Kelebihan PTeyeTM  adalah dapat berfungsi dengan cahaya lampu kamar operasi yang tetap menyala dan memberikan informasi kuantitatif real-time. Sedangkan kekurangannya adalah tidak memberikan informasi spasial dari kelenjar paratiroid, diperlukan sterilisasi probe karena terjadi kontak langsung dengan jaringan, dan tidak dapat melokalisir kelenjar paratiroid yang hilang atau tersembunyi.[1,18,21]

Dengan adanya kelebihan dan kekurangan dari tiap pendekatan NIRAF tersebut, maka dapat disimpulkan bahwa penggunaan NIRAF untuk identifikasi kelenjar paratiroid  merupakan modalitas tambahan, di mana pengalaman dan keterampilan ahli bedah tetap merupakan modal utama untuk preservasi dan mencegah cedera kelenjar paratiroid intraoperatif.[22-24]

Penggunaan modalitas NIRAF terutama bermanfaat untuk ahli bedah dengan pengalaman jumlah operasi kepala dan leher yang masih sedikit, pasien dengan penyakit paratiroid multi-kelenjar atau kelenjar paratiroid aberrant dan ektopik, re-operasi dengan distorsi anatomi, dan operasi keganasan tiroid.[22-24]

Kesimpulan

Near Infrared Autofluorescence (NIRAF) dapat digunakan untuk membantu identifikasi kelenjar paratiroid selama intraoperatif. Penggunaan NIRAF dengan pendekatan sistem pencitraan dan fiber probe memiliki efektifitas yang cukup baik dalam identifikasi kelenjar paratiroid selama operasi.

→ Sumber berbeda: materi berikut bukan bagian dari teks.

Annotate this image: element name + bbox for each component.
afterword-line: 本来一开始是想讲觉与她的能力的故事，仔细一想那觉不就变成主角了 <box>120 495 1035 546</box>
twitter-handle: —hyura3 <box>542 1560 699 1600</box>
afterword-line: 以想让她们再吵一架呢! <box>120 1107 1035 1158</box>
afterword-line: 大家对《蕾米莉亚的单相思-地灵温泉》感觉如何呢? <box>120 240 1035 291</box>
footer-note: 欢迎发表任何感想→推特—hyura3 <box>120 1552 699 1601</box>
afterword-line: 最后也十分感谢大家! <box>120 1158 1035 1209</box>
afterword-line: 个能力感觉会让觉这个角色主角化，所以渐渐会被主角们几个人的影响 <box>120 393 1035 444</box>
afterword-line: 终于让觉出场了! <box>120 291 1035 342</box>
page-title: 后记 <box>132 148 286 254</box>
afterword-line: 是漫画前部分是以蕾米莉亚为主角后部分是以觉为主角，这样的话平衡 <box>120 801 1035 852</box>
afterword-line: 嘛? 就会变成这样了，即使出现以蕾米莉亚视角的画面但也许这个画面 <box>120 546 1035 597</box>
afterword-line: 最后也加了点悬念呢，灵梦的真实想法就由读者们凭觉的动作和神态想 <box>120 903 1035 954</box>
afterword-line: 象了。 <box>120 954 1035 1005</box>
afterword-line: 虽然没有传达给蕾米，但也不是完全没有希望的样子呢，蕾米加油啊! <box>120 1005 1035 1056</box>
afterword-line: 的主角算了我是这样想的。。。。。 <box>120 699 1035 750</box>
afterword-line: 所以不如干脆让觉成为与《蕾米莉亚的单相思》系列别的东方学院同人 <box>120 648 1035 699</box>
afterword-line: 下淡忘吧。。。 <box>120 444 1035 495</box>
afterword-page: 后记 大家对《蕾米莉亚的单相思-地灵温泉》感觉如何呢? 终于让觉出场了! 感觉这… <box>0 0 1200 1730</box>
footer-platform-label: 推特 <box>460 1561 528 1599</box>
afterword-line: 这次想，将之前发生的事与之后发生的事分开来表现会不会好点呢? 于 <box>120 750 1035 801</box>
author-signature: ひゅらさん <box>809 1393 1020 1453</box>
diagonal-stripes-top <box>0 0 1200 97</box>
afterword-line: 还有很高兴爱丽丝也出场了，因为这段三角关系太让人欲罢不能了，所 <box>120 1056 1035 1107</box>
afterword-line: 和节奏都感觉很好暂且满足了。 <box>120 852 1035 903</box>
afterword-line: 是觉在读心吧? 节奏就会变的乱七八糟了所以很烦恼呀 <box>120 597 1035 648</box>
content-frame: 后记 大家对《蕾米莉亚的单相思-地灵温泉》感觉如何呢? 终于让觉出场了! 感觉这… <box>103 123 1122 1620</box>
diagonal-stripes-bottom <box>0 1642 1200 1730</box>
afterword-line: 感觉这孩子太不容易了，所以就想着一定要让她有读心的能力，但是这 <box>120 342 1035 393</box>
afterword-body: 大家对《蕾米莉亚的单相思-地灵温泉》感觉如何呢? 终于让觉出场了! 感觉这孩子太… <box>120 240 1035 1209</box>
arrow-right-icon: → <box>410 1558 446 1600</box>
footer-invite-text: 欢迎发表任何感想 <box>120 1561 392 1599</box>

Meskipun NIRAF dengan sistem pencitraan memberikan informasi spasial yang bermanfaat untuk melokalisir kelenjar paratiroid, deteksi NIRAF dengan fiber probe  memberikan informasi kuantitatif real-time untuk mengidentifikasi kelenjar paratiroid pada ruangan dengan cahaya lampu biasa.